Virginia eagerly agreed, and so they followed the enchanting melody to the home of Mrs. Farnham. The yard was brilliantly illuminated with lanterns, and white ladies and gentlemen were strolling about, enjoying conversation in the night air, glasses of punch, and lovely music.
Virginia tucked her arm through Elizabeth’s and, with a nod, indicated the colored butler standing sentinel at the gate. By unspoken agreement, they crossed the street and approached him. “Good evening,” Elizabeth greeted him pleasantly. “Would you kindly satisfy our curiosity? What happy occasion is Mrs. Farnham celebrating?”

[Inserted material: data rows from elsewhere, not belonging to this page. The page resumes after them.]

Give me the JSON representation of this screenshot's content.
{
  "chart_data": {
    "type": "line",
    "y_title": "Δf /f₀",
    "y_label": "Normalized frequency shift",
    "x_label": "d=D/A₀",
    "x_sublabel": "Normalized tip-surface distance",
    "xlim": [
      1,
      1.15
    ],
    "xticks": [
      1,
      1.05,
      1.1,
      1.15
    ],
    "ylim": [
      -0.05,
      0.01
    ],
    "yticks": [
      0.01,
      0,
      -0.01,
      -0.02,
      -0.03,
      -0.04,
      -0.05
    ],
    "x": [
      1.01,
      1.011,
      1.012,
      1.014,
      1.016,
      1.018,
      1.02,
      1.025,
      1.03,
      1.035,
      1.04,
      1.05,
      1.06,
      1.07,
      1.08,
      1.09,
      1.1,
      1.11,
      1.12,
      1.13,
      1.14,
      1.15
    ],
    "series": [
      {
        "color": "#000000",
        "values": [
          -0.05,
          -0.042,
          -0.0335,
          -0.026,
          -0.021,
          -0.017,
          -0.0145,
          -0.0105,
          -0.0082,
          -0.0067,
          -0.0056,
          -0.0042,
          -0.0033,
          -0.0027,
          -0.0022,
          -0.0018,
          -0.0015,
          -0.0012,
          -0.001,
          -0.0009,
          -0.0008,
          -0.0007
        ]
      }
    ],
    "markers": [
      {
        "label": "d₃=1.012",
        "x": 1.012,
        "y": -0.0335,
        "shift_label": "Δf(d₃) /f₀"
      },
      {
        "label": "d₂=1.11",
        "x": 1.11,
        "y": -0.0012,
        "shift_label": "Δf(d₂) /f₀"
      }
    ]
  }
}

“It’s a festival, ma’am,” he said. “A benefit for the sick and wounded soldiers.”
“A benefit?” echoed Virginia.
The sentinel nodded. “Yes, ma’am. The guests pay twenty-five cents to enter, and then they can buy tickets to exchange for punch and delicacies. For a few tickets more, they can request a special tune from the band. All the money will go to help the suffering soldiers get the things they need—medicine, bandages, blankets, good food—everything that’s in short supply.”
“What a marvelous idea,” said Elizabeth. “I hope it’s a complete success.”
The sentinel thanked them politely as they moved on.
As she and Virginia made their way home, E
lizabeth mulled over what they had seen. “Virginia,” she said thoughtfully as they turned onto Twelfth Street, “something occurs to me.”
“And what is that?”
“If white people can give festivals to raise funds for the relief of suffering soldiers, why shouldn’t the well-to-do colored people work for the benefit of the suffering of our race?”
“I don’t see any reason why we should not,” said Virginia. “Heaven knows we have suffering colored folks all around us in abundance, and more coming every day.”
It was a sobering truth. Just as the opponents of the president’s bill had warned, Washington after emancipation had become the refuge of contraband, runaways, and freedmen emigrating from slave states. Before the law abolished slavery in the district, the contraband population had numbered only a few hundred. Newcomers found places to live in the town houses along Duff Green’s Row on East Capitol Street and were taken up into the ebb and flow of the city with little difficulty. After emancipation became law, however, their numbers had swelled into the thousands. They arrived in the city alone or with their families in tow, footsore, hungry, exhausted, most of them field hands with no trade or training except farm labor, almost all of them illiterate. Very few contraband could find or afford rooms in colored homes or boardinghouses, and even fewer had set out for the capital with any thought of what they would do once they arrived. At first they were accommodated in Camp Barker, a complex of empty soldiers’ barracks, stables, and tents, but when these places filled to overflowing, the refugees built themselves shacks of blankets, mud, and scraps of wood in camps that sprouted up near military hospitals, beside the forts on the outskirts of the city, or tucked away in alleys. Sometimes the government administrators failed to distribute rations efficiently, and entire families went hungry. Diseases like dysentery, smallpox, and typhoid flourished in the overcrowded, filthy camps, and the dead were buried in makeshift cemeteries not far away.